Há duas semanas, aqui neste mesmo espaço dominical, o grande destaque foi o diretor americano Sidney Lumet e sua obra-prima 12 Homens e uma Sentença, reconhecidamente um dos melhores e mais intensos dramas de tribunal na história do cinema e um filme que moldou a carreira do cineasta. Lumet, no entanto, levaria mais de duas décadas para voltar ao mesmo universo jurídico, agora com O Veredito, disponível no streaming em plataformas como Star+ e Looke.
Ao contrário de 12 Homens e uma Sentença, cuja trama se dá inteiramente num único ambiente, O Veredito é bastante amplo nas locações e no desenvolvimento das muitas camadas que envolvem uma dezena de personagens e suas próprias complexidades. O principal entre eles é o advogado Frank Galvin, interpretado pelo excepcional Paul Newman. Galvin não é, nem de longe, alguém em quem se possa confiar. Ao menos do ponto de vista profissional: é um alcoólatra inveterado, que passa seus dias perambulando em bares, não se relaciona bem com as pessoas e praticamente não acredita mais em sua capacidade de advogar. Alijado pelos seus pares, Galvin é visto como uma espécie de “advogado de porta de cadeia”; a diferença é que ele tenta arrumar clientes em funerais.
Inspirado no romance homônimo de Barry Reed, o roteiro foi escrito pelo habilidoso dramaturgo David Mamet, responsável por dar forma a um personagem à beira do abismo que, de forma inesperada, depara-se com aquela que poder ser sua oportunidade de ouro. Frank Galvin é chamado para assumir o caso de uma mulher grávida que deu entrada num hospital para dar à luz. Durante o parto, no entanto, uma intercorrência leva a paciente a entrar em coma profundo. Há elementos sólidos que até poderiam comprovar a culpabilidade do hospital e dos médicos participantes do parto. Ocorre que o hospital é administrado pela igreja, tem poder e dinheiro, além de uma banca de advogados muito bem pagos e preparados. Já a família da paciente e vítima, por seu lado, carece de quaisquer recursos e por isso mesmo prefere não levar o caso a julgamento.
Mudança de chave
Para Galvin, trata-se assim de um caso tranquilo e cuja solução reside simplesmente num acordo extrajudicial, ou seja: dinheiro fácil. O que de fato é proposto pelos advogados do hospital, que oferecem 200 mil dólares para que Galvin dê o caso como encerrado. Eis que, de repente, acompanhamos a transformação do personagem.

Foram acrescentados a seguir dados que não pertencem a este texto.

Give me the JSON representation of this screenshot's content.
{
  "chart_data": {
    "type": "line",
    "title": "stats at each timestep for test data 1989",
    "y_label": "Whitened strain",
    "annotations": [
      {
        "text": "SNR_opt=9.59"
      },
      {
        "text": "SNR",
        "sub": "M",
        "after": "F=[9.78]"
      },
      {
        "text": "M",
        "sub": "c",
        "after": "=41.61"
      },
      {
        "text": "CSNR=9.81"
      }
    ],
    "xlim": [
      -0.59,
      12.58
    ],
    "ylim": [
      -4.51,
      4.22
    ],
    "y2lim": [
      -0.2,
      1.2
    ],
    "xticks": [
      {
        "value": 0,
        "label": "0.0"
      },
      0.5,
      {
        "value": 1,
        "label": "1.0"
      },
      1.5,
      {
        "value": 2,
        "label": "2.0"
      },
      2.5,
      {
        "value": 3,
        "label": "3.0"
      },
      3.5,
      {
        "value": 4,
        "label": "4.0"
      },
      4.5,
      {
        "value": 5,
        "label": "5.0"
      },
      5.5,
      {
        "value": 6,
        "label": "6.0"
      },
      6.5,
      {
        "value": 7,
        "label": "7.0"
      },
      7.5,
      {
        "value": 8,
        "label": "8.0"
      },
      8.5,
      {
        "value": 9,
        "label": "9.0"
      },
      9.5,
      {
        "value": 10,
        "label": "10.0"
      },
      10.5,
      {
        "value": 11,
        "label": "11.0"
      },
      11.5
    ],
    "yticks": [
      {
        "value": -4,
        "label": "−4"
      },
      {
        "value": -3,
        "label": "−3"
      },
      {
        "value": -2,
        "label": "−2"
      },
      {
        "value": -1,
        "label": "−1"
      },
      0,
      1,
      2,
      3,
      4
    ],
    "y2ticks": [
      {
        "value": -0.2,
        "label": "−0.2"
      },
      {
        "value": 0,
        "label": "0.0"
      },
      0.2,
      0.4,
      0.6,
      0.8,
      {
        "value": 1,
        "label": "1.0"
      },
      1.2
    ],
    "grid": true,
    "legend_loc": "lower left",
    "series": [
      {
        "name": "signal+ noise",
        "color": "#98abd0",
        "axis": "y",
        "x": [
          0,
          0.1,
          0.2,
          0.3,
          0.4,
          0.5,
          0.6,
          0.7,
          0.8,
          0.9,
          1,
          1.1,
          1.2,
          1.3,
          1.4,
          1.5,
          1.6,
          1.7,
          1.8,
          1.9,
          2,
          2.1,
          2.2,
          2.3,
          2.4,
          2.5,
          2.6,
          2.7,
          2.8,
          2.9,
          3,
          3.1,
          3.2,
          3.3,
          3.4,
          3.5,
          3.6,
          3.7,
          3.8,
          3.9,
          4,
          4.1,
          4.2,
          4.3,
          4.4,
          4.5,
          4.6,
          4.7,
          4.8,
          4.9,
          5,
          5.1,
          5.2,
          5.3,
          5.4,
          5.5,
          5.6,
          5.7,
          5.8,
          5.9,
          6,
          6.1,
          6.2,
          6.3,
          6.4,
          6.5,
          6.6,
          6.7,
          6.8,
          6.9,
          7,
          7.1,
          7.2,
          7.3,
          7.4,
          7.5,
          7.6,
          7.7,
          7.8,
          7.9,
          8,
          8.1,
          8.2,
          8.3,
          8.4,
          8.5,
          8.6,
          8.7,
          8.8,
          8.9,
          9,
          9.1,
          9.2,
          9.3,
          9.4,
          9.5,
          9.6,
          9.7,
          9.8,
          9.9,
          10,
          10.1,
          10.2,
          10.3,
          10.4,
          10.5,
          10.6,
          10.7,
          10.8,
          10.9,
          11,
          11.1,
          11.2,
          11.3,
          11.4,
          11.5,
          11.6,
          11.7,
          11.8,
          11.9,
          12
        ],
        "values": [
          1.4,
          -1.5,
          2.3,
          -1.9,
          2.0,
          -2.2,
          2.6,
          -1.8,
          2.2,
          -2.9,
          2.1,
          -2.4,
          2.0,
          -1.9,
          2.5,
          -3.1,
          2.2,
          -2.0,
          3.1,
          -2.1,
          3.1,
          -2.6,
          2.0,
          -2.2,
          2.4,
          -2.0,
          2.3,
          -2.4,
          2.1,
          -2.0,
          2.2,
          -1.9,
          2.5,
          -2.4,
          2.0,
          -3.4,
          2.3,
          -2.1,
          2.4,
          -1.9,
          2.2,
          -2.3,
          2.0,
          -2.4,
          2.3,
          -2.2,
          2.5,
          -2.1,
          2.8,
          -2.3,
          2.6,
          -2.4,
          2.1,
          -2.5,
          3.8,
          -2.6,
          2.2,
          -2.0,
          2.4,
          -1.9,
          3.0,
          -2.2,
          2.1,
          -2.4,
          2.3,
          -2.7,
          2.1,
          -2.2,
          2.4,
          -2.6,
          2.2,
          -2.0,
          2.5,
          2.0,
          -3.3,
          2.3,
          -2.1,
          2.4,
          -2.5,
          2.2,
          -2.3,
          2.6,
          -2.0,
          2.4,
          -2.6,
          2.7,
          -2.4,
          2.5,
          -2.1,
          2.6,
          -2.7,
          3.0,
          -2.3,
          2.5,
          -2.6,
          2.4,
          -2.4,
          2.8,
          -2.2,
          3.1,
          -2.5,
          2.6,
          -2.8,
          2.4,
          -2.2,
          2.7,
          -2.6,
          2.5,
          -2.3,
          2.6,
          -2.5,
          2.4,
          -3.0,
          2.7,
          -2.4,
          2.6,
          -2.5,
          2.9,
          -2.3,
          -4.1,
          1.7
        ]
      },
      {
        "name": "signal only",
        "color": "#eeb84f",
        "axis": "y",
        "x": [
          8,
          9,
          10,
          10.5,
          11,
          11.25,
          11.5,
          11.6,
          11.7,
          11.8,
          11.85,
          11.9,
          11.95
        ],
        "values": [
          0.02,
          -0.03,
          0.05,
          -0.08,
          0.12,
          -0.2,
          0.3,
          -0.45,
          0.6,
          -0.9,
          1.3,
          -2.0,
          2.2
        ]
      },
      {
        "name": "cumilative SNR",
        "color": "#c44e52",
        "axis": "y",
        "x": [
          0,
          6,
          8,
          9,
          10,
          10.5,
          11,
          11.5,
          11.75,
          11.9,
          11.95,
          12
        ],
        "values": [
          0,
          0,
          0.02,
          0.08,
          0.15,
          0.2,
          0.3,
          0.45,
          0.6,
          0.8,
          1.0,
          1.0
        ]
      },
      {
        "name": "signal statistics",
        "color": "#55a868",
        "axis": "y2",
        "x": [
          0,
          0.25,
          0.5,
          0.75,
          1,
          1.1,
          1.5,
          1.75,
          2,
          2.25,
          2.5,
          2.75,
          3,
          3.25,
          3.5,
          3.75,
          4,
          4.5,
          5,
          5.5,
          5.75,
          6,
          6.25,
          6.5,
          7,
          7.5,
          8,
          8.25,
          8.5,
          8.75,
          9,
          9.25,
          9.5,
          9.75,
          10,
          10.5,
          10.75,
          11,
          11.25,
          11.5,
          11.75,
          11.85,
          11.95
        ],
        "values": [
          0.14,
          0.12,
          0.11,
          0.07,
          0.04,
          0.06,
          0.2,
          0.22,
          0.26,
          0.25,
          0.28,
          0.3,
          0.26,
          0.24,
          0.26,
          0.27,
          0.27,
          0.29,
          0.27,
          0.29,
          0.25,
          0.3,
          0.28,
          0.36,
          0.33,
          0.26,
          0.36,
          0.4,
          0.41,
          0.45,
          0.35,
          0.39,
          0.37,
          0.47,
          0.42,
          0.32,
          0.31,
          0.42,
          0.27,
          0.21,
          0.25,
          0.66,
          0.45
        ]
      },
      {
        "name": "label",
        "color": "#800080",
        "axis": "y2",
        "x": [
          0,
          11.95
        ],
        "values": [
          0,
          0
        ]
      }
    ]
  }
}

Após visitar a paciente, deitada em estado vegetativo numa cama rodeada por aparelhos, o advogado tem uma súbita crise de consciência e decide rejeitar o acordo financeiro. Inicialmente, pode parecer mesmo uma questão de ganância, uma vez que ganhar um processo como esse renderia alguns milhões. Mas, aos poucos, o que acompanhamos é um advogado intrépido, indulgente, interessado somente em seguir as leis e fazer justiça.
Para tanto, e reconhecendo sua falta de habilidade, ele vai contar com a ajuda de um velho professor e amigo, Mickey (Jack Waden), além da namorada Laura (Charlotte Rampling). Juntos, eles terão de enfrentar a autoridade moral da igreja e a astúcia dos defensores comandados pelo ardiloso Ed Concannon (James Mason), além do maquiavélico e desconfiado juiz Hoyle (Milo O’Shea), que jamais esconde seu desprezo pela atuação de Galvin.
Contando com uma ótima história e um elenco de primeira grandeza, o diretor Lumet faz aqui o que sempre fez de melhor: posiciona a câmera nos melhores ângulos – à vezes até no chão, evidenciando a amplitude dramática – e permite a total imersão do público não somente nos dilemas e angústias de seus personagens, mas sobretudo na capacidade humana de encontrar o caminho da correção e de fazer o bem pelo próximo.